What awaits Julius Baer CEO Bernhard Hodler after 12 months of crisis-fighting, and who has designs on his job?
Bernhard Hodler oversaw Julius Baer’s risk-taking for most of his 20 years with the Swiss private bank. Last year, he was as suddenly vaulted into the top spot when Boris Collardi blindsided the bank by defecting to Pictet.
The 58-year-old has had little joy in his first year: Julius Baer was raided by Pictet nearly one year to the day that Holder took over, has been roiled by a massive Latin American graft scandal, Switzerland’s regulator is probing, and the bank is irritating clients with a major regulatory swabbing of their accounts and paperwork.
Breaking With Collardi
Hodler, the bank’s long-standing risk chief, has throttled the decade of dizzying growth overseen by his predecessor. Julius Baer’s shares, which had risen as the bank’s hoovered up assets, have foundered since he took over.
The stock is down by nearly one-third since Hodler took over the reins from Collardi (pictured below).
Besides the clean-up, Hodler is also ticking off a list of equally unglamorous tasks that won’t exactly dazzle investors: Julius Baer rolled out a costly new IT platform in Asia this spring, and is evaluating how to introduce the technology in its home market as well.
The risk manager-turned-CEO has also made seemingly subtle changes that limit the influence of Julius Baer’s powerful private bankers. Hodler has reinforced the role of compliance officers, according to two sources familiar with the matter: private bankers can no longer can no longer rely on a CEO override if they disagree with a compliance decision, as was common under Collardi, they say.
«Accidental» CEO's Coup?
Last month, Hodler said Julius Baer would tighten its belt heading into bonus season after effectively admitting it had overspent this year. Though the bank won considerable net new money, stock market swings wiped them out again. In the end, Julius Baer’s assets rose a mere 2 percent to 395 billion Swiss francs ($397 billion).

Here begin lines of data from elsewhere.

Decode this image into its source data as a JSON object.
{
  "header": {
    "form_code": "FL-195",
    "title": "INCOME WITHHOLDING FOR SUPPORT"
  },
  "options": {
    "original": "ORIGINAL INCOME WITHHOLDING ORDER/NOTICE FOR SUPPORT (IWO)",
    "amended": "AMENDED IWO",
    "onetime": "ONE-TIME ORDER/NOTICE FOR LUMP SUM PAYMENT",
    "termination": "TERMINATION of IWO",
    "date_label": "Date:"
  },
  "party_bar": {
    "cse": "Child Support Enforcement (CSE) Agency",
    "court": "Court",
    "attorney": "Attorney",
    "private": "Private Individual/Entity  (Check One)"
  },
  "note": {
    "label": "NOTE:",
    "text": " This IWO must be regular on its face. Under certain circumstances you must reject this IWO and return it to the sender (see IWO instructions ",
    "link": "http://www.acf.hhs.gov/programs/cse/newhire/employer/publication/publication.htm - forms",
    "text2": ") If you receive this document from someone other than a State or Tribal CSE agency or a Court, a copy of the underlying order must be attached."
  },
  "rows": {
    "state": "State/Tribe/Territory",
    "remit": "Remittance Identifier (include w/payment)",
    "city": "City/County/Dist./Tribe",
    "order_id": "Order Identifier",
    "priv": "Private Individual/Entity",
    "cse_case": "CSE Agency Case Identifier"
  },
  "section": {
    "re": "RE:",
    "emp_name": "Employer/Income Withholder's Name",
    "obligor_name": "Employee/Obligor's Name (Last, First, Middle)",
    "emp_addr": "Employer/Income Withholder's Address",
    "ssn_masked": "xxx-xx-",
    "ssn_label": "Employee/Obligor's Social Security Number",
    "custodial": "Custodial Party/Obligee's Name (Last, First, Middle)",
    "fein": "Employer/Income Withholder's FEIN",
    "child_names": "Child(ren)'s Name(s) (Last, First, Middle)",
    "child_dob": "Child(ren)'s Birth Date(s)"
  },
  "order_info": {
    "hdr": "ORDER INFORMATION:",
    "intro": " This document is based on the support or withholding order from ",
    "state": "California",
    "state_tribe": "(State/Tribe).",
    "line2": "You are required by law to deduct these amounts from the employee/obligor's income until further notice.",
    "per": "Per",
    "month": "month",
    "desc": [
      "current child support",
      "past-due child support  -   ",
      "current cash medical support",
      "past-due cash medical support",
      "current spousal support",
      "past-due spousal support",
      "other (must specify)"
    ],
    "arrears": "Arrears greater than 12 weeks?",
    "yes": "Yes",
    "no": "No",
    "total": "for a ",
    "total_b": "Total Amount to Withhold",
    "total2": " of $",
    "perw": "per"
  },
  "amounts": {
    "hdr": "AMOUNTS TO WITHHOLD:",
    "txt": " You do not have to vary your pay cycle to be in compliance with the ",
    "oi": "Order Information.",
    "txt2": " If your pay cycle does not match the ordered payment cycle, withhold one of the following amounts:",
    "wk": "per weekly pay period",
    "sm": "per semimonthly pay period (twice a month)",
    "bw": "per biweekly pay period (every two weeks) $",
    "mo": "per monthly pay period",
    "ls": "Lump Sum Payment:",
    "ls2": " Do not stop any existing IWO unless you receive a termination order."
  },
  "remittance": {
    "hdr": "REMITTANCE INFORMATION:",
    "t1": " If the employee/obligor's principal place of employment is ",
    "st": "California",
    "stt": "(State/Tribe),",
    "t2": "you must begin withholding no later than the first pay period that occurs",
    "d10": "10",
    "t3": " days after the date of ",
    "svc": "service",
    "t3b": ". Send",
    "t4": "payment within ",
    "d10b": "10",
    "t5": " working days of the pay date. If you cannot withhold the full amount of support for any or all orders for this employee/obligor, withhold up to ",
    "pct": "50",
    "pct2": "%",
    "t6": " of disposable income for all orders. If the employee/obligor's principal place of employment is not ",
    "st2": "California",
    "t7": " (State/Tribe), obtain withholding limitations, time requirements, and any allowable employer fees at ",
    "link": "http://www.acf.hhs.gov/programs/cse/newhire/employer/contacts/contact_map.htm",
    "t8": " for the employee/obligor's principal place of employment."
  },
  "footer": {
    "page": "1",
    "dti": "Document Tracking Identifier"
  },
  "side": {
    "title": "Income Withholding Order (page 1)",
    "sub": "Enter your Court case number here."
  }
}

He is also revamping Julius Baer’s pay scheme to tie bonuses more closely to revenue and profits, instead of net new money. Hodler, who was quietly talking retirement plans when he was thrust into the top job last year, isn’t likely to cling to power. But after a year of reorganizing, cleaning up, tightening, and making orderly, the «accidental» CEO will look for a coup, a project to call his own.